Many people who saw their savings accounts as the foundation of their plans to be financially secure have had to rethink that strategy. With rates low and not much hope for change in the near future, looking into other methods of earning a modest but consistent return is essential. Here are a couple of ideas that may work for your household.
First, consider investing in bonds with a relatively short-term maturity date. Assuming you can invest the money and allow it to remain in the bond for two to three years until maturity is reached, the return is likely to be superior to interest rates offered on savings accounts these days. Once the bond matures and you receive both your initial investment and any interest earned, simply reinvest that amount into another bond issue that is safe and has a decent rate of interest.
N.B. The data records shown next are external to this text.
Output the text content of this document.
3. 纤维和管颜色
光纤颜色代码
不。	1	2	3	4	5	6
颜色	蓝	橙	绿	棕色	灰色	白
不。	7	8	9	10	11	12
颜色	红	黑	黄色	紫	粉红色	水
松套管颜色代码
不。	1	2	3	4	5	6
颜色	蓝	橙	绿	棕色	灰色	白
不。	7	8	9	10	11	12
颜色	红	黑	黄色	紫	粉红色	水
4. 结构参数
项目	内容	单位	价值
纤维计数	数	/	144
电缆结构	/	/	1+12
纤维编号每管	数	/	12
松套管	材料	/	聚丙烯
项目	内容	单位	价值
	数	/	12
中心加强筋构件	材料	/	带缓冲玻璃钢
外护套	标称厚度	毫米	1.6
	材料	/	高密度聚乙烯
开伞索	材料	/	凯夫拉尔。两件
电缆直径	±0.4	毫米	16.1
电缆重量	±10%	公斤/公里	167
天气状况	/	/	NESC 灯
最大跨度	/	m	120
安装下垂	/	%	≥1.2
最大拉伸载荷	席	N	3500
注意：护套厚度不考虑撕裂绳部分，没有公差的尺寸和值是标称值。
If coming up with enough money to buy bond issues is difficult, consider some type of money market fund that allows you to contribute reasonable amounts each month, incrementally building your investment in the fund. Take care to research the fund carefully, and take note of how consistent it is with earning returns for members. There are funds of this type that offer high risk investments that offer the possibility of a larger return, but if you are somewhat conservative, focus your attention on fund that stick with investments that produce a small but reliable return.
Keep in mind that you can generate funds to invest in your savings efforts by paying down credit card balances, refraining from purchases that do not provide long-term satisfaction, and managing your household costs to best advantage. Every small sacrifice made today can mean a more secure financial situation in the years to come.